Damien was track-team popular and hung with the cross-country crowd. If he didn’t have a problem with Sung’s varsity jacket, it was probably because none of the other kids in our school defined him as a quiz bowl geek. If anything, his membership on the team was seen as a fluke. Whereas I presumably belonged there, along with Sung and Frances Oh (perfect SATs, tragic skin) and Wes Ward (250 IQ, 250 lbs) and Gordon White (calculator watch, matching glasses). My social status was about the same as a water fountain in the hall—people were happy enough I was there when they needed me, but otherwise they walked on by. I wish I could say I was fine with this, and that I found what I needed in books or food or drugs or quiz bowl or other water-fountain kids. But it sucked. I didn’t have the disposition to be slavishly devoted to popularity and the popular kids. And at the same time, I was pretty sure my friends were losers, and barely even friends.
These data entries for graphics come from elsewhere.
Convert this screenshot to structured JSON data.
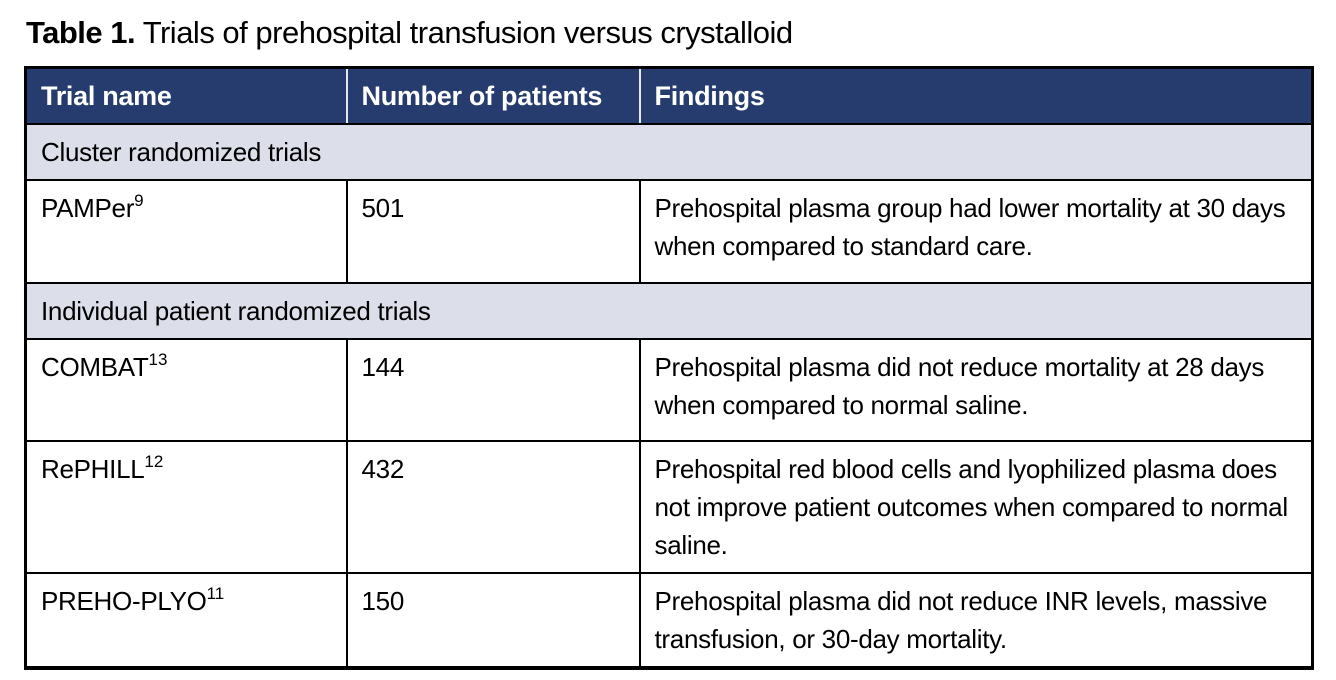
{
  "colors": {
    "header_bg": "#263b6e",
    "header_text": "#ffffff",
    "section_bg": "#dcdee9",
    "border": "#000000"
  },
  "title": {
    "label": "Table 1.",
    "text": " Trials of prehospital transfusion versus crystalloid"
  },
  "table": {
    "columns": [
      "Trial name",
      "Number of patients",
      "Findings"
    ],
    "sections": [
      {
        "label": "Cluster randomized trials",
        "rows": [
          {
            "trial": "PAMPer",
            "ref": "9",
            "patients": "501",
            "findings": "Prehospital plasma group had lower mortality at 30 days when compared to standard care."
          }
        ]
      },
      {
        "label": "Individual patient randomized trials",
        "rows": [
          {
            "trial": "COMBAT",
            "ref": "13",
            "patients": "144",
            "findings": "Prehospital plasma did not reduce mortality at 28 days when compared to normal saline."
          },
          {
            "trial": "RePHILL",
            "ref": "12",
            "patients": "432",
            "findings": "Prehospital red blood cells and lyophilized plasma does not improve patient outcomes when compared to normal saline."
          },
          {
            "trial": "PREHO-PLYO",
            "ref": "11",
            "patients": "150",
            "findings": "Prehospital plasma did not reduce INR levels, massive transfusion, or 30-day mortality."
          }
        ]
      }
    ]
  }
}
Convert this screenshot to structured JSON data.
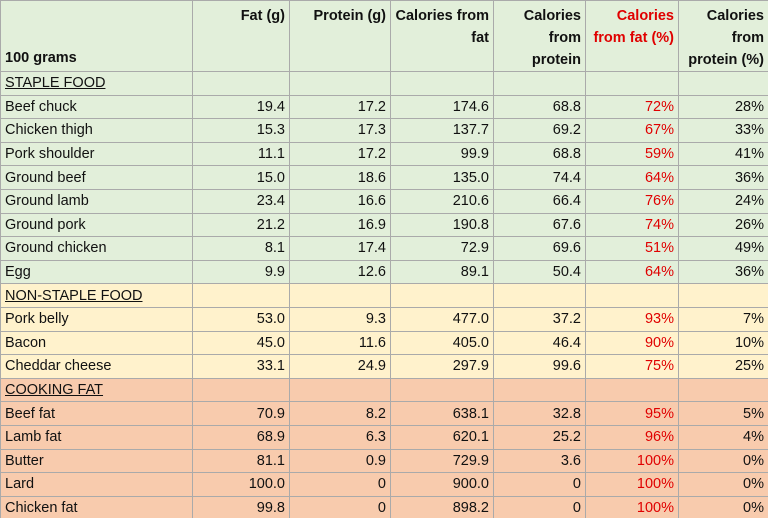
{
  "header": {
    "unit_label": "100 grams",
    "columns": [
      "Fat (g)",
      "Protein (g)",
      "Calories from fat",
      "Calories from protein",
      "Calories from fat (%)",
      "Calories from protein (%)"
    ]
  },
  "sections": [
    {
      "title": "STAPLE FOOD",
      "rows": [
        {
          "name": "Beef chuck",
          "fat": "19.4",
          "protein": "17.2",
          "cal_fat": "174.6",
          "cal_protein": "68.8",
          "pct_fat": "72%",
          "pct_protein": "28%"
        },
        {
          "name": "Chicken thigh",
          "fat": "15.3",
          "protein": "17.3",
          "cal_fat": "137.7",
          "cal_protein": "69.2",
          "pct_fat": "67%",
          "pct_protein": "33%"
        },
        {
          "name": "Pork shoulder",
          "fat": "11.1",
          "protein": "17.2",
          "cal_fat": "99.9",
          "cal_protein": "68.8",
          "pct_fat": "59%",
          "pct_protein": "41%"
        },
        {
          "name": "Ground beef",
          "fat": "15.0",
          "protein": "18.6",
          "cal_fat": "135.0",
          "cal_protein": "74.4",
          "pct_fat": "64%",
          "pct_protein": "36%"
        },
        {
          "name": "Ground lamb",
          "fat": "23.4",
          "protein": "16.6",
          "cal_fat": "210.6",
          "cal_protein": "66.4",
          "pct_fat": "76%",
          "pct_protein": "24%"
        },
        {
          "name": "Ground pork",
          "fat": "21.2",
          "protein": "16.9",
          "cal_fat": "190.8",
          "cal_protein": "67.6",
          "pct_fat": "74%",
          "pct_protein": "26%"
        },
        {
          "name": "Ground chicken",
          "fat": "8.1",
          "protein": "17.4",
          "cal_fat": "72.9",
          "cal_protein": "69.6",
          "pct_fat": "51%",
          "pct_protein": "49%"
        },
        {
          "name": "Egg",
          "fat": "9.9",
          "protein": "12.6",
          "cal_fat": "89.1",
          "cal_protein": "50.4",
          "pct_fat": "64%",
          "pct_protein": "36%"
        }
      ]
    },
    {
      "title": "NON-STAPLE FOOD",
      "rows": [
        {
          "name": "Pork belly",
          "fat": "53.0",
          "protein": "9.3",
          "cal_fat": "477.0",
          "cal_protein": "37.2",
          "pct_fat": "93%",
          "pct_protein": "7%"
        },
        {
          "name": "Bacon",
          "fat": "45.0",
          "protein": "11.6",
          "cal_fat": "405.0",
          "cal_protein": "46.4",
          "pct_fat": "90%",
          "pct_protein": "10%"
        },
        {
          "name": "Cheddar cheese",
          "fat": "33.1",
          "protein": "24.9",
          "cal_fat": "297.9",
          "cal_protein": "99.6",
          "pct_fat": "75%",
          "pct_protein": "25%"
        }
      ]
    },
    {
      "title": "COOKING FAT",
      "rows": [
        {
          "name": "Beef fat",
          "fat": "70.9",
          "protein": "8.2",
          "cal_fat": "638.1",
          "cal_protein": "32.8",
          "pct_fat": "95%",
          "pct_protein": "5%"
        },
        {
          "name": "Lamb fat",
          "fat": "68.9",
          "protein": "6.3",
          "cal_fat": "620.1",
          "cal_protein": "25.2",
          "pct_fat": "96%",
          "pct_protein": "4%"
        },
        {
          "name": "Butter",
          "fat": "81.1",
          "protein": "0.9",
          "cal_fat": "729.9",
          "cal_protein": "3.6",
          "pct_fat": "100%",
          "pct_protein": "0%"
        },
        {
          "name": "Lard",
          "fat": "100.0",
          "protein": "0",
          "cal_fat": "900.0",
          "cal_protein": "0",
          "pct_fat": "100%",
          "pct_protein": "0%"
        },
        {
          "name": "Chicken fat",
          "fat": "99.8",
          "protein": "0",
          "cal_fat": "898.2",
          "cal_protein": "0",
          "pct_fat": "100%",
          "pct_protein": "0%"
        }
      ]
    }
  ],
  "colors": {
    "staple_bg": "#e2efda",
    "nonstaple_bg": "#fff2cc",
    "cooking_fat_bg": "#f8cbad",
    "highlight_text": "#e00000"
  }
}
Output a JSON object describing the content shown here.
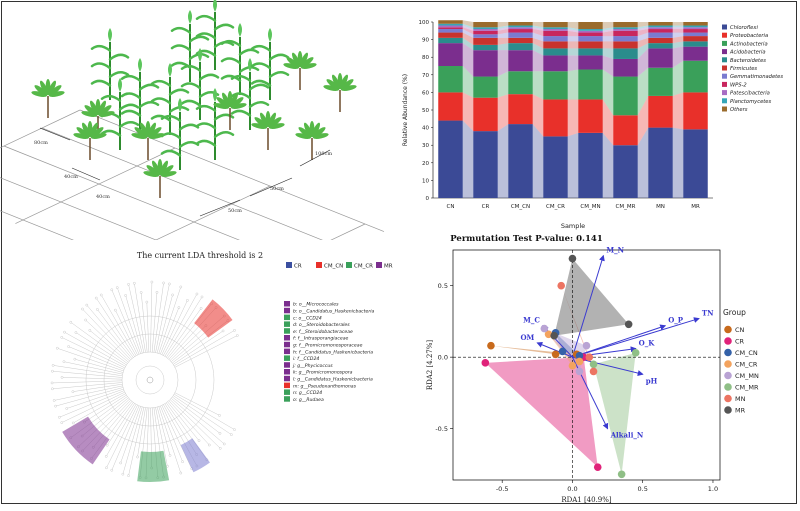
{
  "figure": {
    "field_labels": {
      "r1": "80cm",
      "r2": "40cm",
      "r3": "40cm",
      "d1": "100cm",
      "d2": "50cm",
      "d3": "50cm"
    },
    "lda_title": "The current LDA threshold is 2",
    "lefse_groups": [
      "CR",
      "CM_CN",
      "CM_CR",
      "MR"
    ],
    "lefse_group_colors": [
      "#3b4fa0",
      "#e8302a",
      "#3aa05a",
      "#7b2e8e"
    ],
    "lefse_taxa": [
      {
        "label": "b: o__Micrococcales",
        "color": "#7b2e8e"
      },
      {
        "label": "b: o__Candidatus_Haskenicbacteria",
        "color": "#7b2e8e"
      },
      {
        "label": "c: o__CCD24",
        "color": "#3aa05a"
      },
      {
        "label": "d: o__Steroidobacterales",
        "color": "#3aa05a"
      },
      {
        "label": "e: f__Steroidobacteraceae",
        "color": "#3aa05a"
      },
      {
        "label": "f: f__Intrasporangiaceae",
        "color": "#7b2e8e"
      },
      {
        "label": "g: f__Promicromonosporaceae",
        "color": "#7b2e8e"
      },
      {
        "label": "h: f__Candidatus_Haskenicbacteria",
        "color": "#7b2e8e"
      },
      {
        "label": "i: f__CCD24",
        "color": "#3aa05a"
      },
      {
        "label": "j: g__Phycicoccus",
        "color": "#7b2e8e"
      },
      {
        "label": "k: g__Promicromonospora",
        "color": "#7b2e8e"
      },
      {
        "label": "l: g__Candidatus_Haskenicbacteria",
        "color": "#7b2e8e"
      },
      {
        "label": "m: g__Pseudoxanthomonas",
        "color": "#e8302a"
      },
      {
        "label": "n: g__CCD24",
        "color": "#3aa05a"
      },
      {
        "label": "o: g__Rudaea",
        "color": "#3aa05a"
      }
    ]
  },
  "chart_data": [
    {
      "type": "bar",
      "stacked": true,
      "xlabel": "Sample",
      "ylabel": "Relative Abundance (%)",
      "ylim": [
        0,
        100
      ],
      "yticks": [
        0,
        10,
        20,
        30,
        40,
        50,
        60,
        70,
        80,
        90,
        100
      ],
      "categories": [
        "CN",
        "CR",
        "CM_CN",
        "CM_CR",
        "CM_MN",
        "CM_MR",
        "MN",
        "MR"
      ],
      "legend_position": "right",
      "series": [
        {
          "name": "Chloroflexi",
          "color": "#3b4a96",
          "values": [
            44,
            38,
            42,
            35,
            37,
            30,
            40,
            39
          ]
        },
        {
          "name": "Proteobacteria",
          "color": "#e8302a",
          "values": [
            16,
            19,
            17,
            21,
            19,
            17,
            18,
            21
          ]
        },
        {
          "name": "Actinobacteria",
          "color": "#3aa05a",
          "values": [
            15,
            12,
            13,
            16,
            17,
            22,
            16,
            18
          ]
        },
        {
          "name": "Acidobacteria",
          "color": "#7b2e8e",
          "values": [
            13,
            15,
            12,
            9,
            8,
            10,
            11,
            8
          ]
        },
        {
          "name": "Bacteroidetes",
          "color": "#2a8c8c",
          "values": [
            3,
            3,
            4,
            4,
            4,
            6,
            3,
            3
          ]
        },
        {
          "name": "Firmicutes",
          "color": "#c8322d",
          "values": [
            3,
            4,
            3,
            4,
            4,
            4,
            3,
            3
          ]
        },
        {
          "name": "Gemmatimonadetes",
          "color": "#7a7bd0",
          "values": [
            2,
            2,
            3,
            3,
            3,
            3,
            3,
            2
          ]
        },
        {
          "name": "WPS-2",
          "color": "#c8265e",
          "values": [
            1,
            2,
            2,
            3,
            2,
            3,
            2,
            2
          ]
        },
        {
          "name": "Patescibacteria",
          "color": "#a76cc4",
          "values": [
            1,
            1,
            1,
            1,
            1,
            1,
            1,
            1
          ]
        },
        {
          "name": "Planctomycetes",
          "color": "#36a6b7",
          "values": [
            1,
            1,
            1,
            1,
            1,
            1,
            1,
            1
          ]
        },
        {
          "name": "Others",
          "color": "#9a6b2c",
          "values": [
            2,
            3,
            2,
            3,
            4,
            3,
            2,
            2
          ]
        }
      ]
    },
    {
      "type": "scatter",
      "title": "Permutation Test P-value: 0.141",
      "xlabel": "RDA1 [40.9%]",
      "ylabel": "RDA2 [4.27%]",
      "xlim": [
        -0.85,
        1.05
      ],
      "ylim": [
        -0.86,
        0.75
      ],
      "xticks": [
        -0.5,
        0.0,
        0.5,
        1.0
      ],
      "yticks": [
        -0.5,
        0.0,
        0.5
      ],
      "legend_title": "Group",
      "legend_position": "right",
      "groups": [
        {
          "name": "CN",
          "color": "#c86a1c",
          "points": [
            [
              -0.58,
              0.08
            ],
            [
              -0.12,
              0.02
            ],
            [
              0.03,
              0.02
            ]
          ]
        },
        {
          "name": "CR",
          "color": "#e0227a",
          "points": [
            [
              -0.62,
              -0.04
            ],
            [
              0.18,
              -0.77
            ],
            [
              0.08,
              0.0
            ]
          ]
        },
        {
          "name": "CM_CN",
          "color": "#3461a8",
          "points": [
            [
              -0.12,
              0.17
            ],
            [
              -0.07,
              0.04
            ],
            [
              0.05,
              0.01
            ]
          ]
        },
        {
          "name": "CM_CR",
          "color": "#f3a35e",
          "points": [
            [
              -0.17,
              0.16
            ],
            [
              0.0,
              -0.06
            ],
            [
              0.05,
              -0.03
            ]
          ]
        },
        {
          "name": "CM_MN",
          "color": "#b9a3d4",
          "points": [
            [
              -0.2,
              0.2
            ],
            [
              0.05,
              -0.1
            ],
            [
              0.1,
              0.08
            ]
          ]
        },
        {
          "name": "CM_MR",
          "color": "#8fbf86",
          "points": [
            [
              0.35,
              -0.82
            ],
            [
              0.45,
              0.03
            ],
            [
              0.15,
              -0.05
            ]
          ]
        },
        {
          "name": "MN",
          "color": "#ec7462",
          "points": [
            [
              -0.08,
              0.5
            ],
            [
              0.12,
              0.0
            ],
            [
              0.15,
              -0.1
            ]
          ]
        },
        {
          "name": "MR",
          "color": "#555555",
          "points": [
            [
              0.0,
              0.69
            ],
            [
              0.4,
              0.23
            ],
            [
              -0.13,
              0.15
            ]
          ]
        }
      ],
      "vectors": [
        {
          "name": "M_N",
          "x": 0.22,
          "y": 0.71
        },
        {
          "name": "O_P",
          "x": 0.66,
          "y": 0.22
        },
        {
          "name": "TN",
          "x": 0.9,
          "y": 0.27
        },
        {
          "name": "M_C",
          "x": -0.21,
          "y": 0.22
        },
        {
          "name": "OM",
          "x": -0.25,
          "y": 0.1
        },
        {
          "name": "O_K",
          "x": 0.45,
          "y": 0.06
        },
        {
          "name": "pH",
          "x": 0.5,
          "y": -0.12
        },
        {
          "name": "Alkali_N",
          "x": 0.25,
          "y": -0.5
        }
      ]
    }
  ]
}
When we won the States, Sung, Damien, Frances, Wes, and Gordon celebrated like they’d just gotten full scholarships to MIT. Mr. Phillips was in tears when he called his wife at home to tell her. A photographer from the local paper came to take our picture and I tried to hide behind Wes as much as possible. Sung had his jacket by that time, its white sleeves glistening like they’d been made from unicorn horns. After the article appeared, a couple of people congratulated me in the hall. But most kids snickered or didn’t really care. We had a crash-course candy sale to pay for our trip to Indianapolis, and I stole money from my parents’ wallets and dipped into my savings in order to buy my whole portion outright, shoving the crap candy bars in our basement instead of having to ask my fellow students to pony up for such a pathetic cause.